À Ismaïlia, en Égypte, la géographie est plate. La nuit,
les sons ne rencontrent pas d’obstacles. Ismalïa est le centre administratif de
l'Organisme du canal de Suez. Tous les bateaux transitant par le canal, entre
Suez et Port Saïd, passent ici. Si vous êtes à un kilomètre du canal et que
vous ne savez pas qu’il y a un canal, l’image d’un bateau traversant le désert
est assez saisissante. La poésie crée des images avec des mots qui ne vont pas ensemble.
Ton
dos parfait comme un désert, Quand la tempête a passé sur nos corps. Tu lis ça, tu entends une voix.

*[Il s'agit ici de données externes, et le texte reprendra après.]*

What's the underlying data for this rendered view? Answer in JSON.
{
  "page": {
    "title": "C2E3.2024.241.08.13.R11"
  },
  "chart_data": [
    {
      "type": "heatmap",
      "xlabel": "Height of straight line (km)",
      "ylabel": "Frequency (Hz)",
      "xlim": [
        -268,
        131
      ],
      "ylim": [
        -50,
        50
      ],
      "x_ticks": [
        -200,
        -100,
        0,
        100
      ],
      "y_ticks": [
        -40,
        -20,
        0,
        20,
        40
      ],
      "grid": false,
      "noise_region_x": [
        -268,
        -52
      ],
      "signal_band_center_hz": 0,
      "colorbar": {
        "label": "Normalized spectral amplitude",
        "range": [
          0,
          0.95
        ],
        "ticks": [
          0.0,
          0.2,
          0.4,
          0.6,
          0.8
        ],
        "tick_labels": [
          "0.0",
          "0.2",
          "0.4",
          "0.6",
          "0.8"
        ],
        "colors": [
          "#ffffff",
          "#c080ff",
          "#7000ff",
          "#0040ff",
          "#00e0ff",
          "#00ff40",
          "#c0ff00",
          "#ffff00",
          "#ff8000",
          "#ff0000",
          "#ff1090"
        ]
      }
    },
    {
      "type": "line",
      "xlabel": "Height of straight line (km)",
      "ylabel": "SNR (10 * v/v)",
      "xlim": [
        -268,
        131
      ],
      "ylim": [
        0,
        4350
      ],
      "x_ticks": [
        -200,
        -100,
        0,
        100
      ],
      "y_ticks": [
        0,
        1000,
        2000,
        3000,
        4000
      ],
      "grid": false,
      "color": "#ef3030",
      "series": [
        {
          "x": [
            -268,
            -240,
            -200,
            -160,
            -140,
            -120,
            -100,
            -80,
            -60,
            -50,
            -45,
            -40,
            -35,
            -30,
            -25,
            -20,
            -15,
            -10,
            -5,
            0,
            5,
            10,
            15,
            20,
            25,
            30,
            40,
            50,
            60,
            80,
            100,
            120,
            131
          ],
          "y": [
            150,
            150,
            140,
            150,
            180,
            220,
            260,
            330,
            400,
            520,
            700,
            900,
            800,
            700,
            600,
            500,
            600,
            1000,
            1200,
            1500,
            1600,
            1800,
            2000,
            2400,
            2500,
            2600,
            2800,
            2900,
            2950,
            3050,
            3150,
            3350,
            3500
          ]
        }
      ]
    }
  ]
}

Le canal s'élargit, pour devenir le lac Timsah. Ce mot finit avec un peu de vent dans la gorge. Le nom des lacs devrait
toujours s’écrire avec un peu de vent. Certains bateaux des convois du nord et
du sud y jettent l’ancre. À leur place, je ferais pareil. Un café turc, la vue
sur le désert.
La société égyptienne a ses exclusivités. Le quartier des
villas, des résidences construites par les Français, a été conçu pour les employés
du Canal, hôpital inclus. Les commis ont la villa modeste. Pour habiter une
grande villa, il faut être cadre. Et pour que sa résidence donne directement
sur le canal, il faut s’appeler Anouar el Sadate ou, après lui, Hosni Moubarak,
présidents de la république. Sadate possédait deux villas à Ismaïlia, une sur
le canal, l’autre sur le lac.
Je suis assis à la plage, sur le bord du canal. Pour
boire un café ici, il faut être invité par un employé de l’Organisme. Il y a 50
ans, ces employés étaient Français et des Égyptiens servaient le café.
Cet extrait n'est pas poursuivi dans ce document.